Crystalline sugar is the primary sweetening agent in many countries, making a reliable supply of high-quality sugar essential for a large population.

With an average sugar content of 20%, sugar beets are one of the main sources of sucrose worldwide. The extraction and purification of sucrose from beets take place in refineries through a multi-step process, where efficiency is crucial to producing high-quality sugar at the lowest possible cost.

At the refinery, freshly harvested beets are cleaned and sliced, and sucrose is extracted using hot water. The resulting raw juice is then purified in the carbonatation process, yielding thin juice. This thin juice is concentrated through evaporation into thick juice and fed into crystallizers to produce the final crystalline sugar product.

Carbonatation and pH Control

Raw juice contains about 99% of the sugar from the beets but also several organic and inorganic non-sugar compounds. These compounds can be removed by precipitation using burned lime (calcium oxide) and carbon dioxide.

In the carbonatation process, burnt lime is first added to the raw juice, forming a loose precipitate of calcium hydroxide and non-sugar compounds. Carbon dioxide gas is then introduced, reacting with calcium hydroxide to produce calcium carbonate, which forms a stable precipitate with the non-sugar compounds. The precipitate is filtered out, yielding thin juice.

Carbonatation is carried out in two stages, both requiring the addition of carbon dioxide, which affects the pH levels. pH measurement is essential to regulate the addition of carbon dioxide during carbonatation.

In the first stage, carbon dioxide is added at a temperature of 90°C to maintain the pH between 11.1 and 11.6. Most of the lime, non-sugar compounds, and some of the sugar form a precipitate, which is removed by filtration. The filter cake is washed to retain sugar, and the wash water is reintroduced to the first carbonatation step.

In the second stage, remaining lime and impurities must be removed. Carbon dioxide is added again at 90–95°C to precipitate the remaining calcium hydroxide and impurities. Maintaining an optimal pH of 9.1 to 9.2 is critical to ensure proper precipitation. If the pH is too high, filters clog quickly; if too low, the precipitate can dissolve back into the solution.

Standard pH sensors with ceramic diaphragms often become contaminated in these conditions and are difficult to clean, leading to inaccurate readings. Prolonged contamination can render the sensor unusable.
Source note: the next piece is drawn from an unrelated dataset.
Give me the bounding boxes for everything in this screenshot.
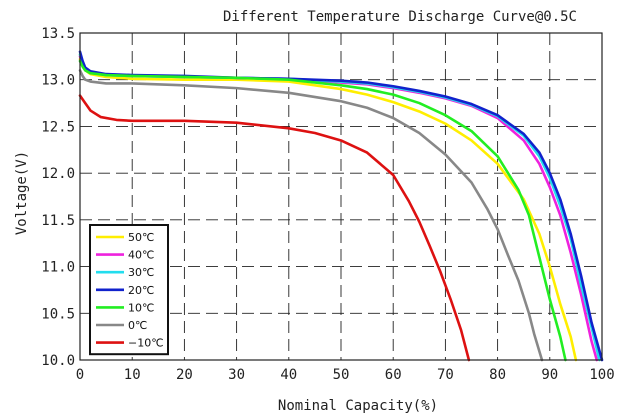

Instead of ceramic diaphragms, the Alutal Hamilton Polilyte Plus sensors feature a single pore liquid junction between the polymeric electrolyte and medium. This design resists clogging and ensures stable measurements. In the event of contamination, debris can easily be removed from the single pore. Additionally, the pH glass in the Polilyte Plus sensors provides highly accurate measurements in alkaline media.

User Benefits of Alutal Hamilton’s Polilyte Plus in Carbonatation:

  • Long durability
  • Reliable readings
  • Resistance to frequent cleaning
  • Slow clogging of the single pore
  • Easy cleaning of the single pore

Performance of Polilyte Sensors

At the Pfeifer & Langen sugar factory in Jülich, Germany, the Alutal Hamilton Polilyte Plus sensors demonstrated their effectiveness in carbonatation. Two sensors were installed in each carbonatation tank—one as the primary and the other as a backup. In 2010, the primary sensors operated continuously for at least eight weeks, with some performing flawlessly throughout the entire three-month production campaign.

Alutal Hamilton Polilyte Plus in Carbonatation

pH measurement during carbonatation presents significant challenges due to the high process temperatures (90–95°C) and the presence of solid, sticky compounds in the medium.

The sensors are mounted in automated retractable housings to avoid interrupting the ongoing carbonatation process. They are cleaned every 90 minutes with acid to remove lime and other adherent compounds, and calibrations are performed 2–3 times daily.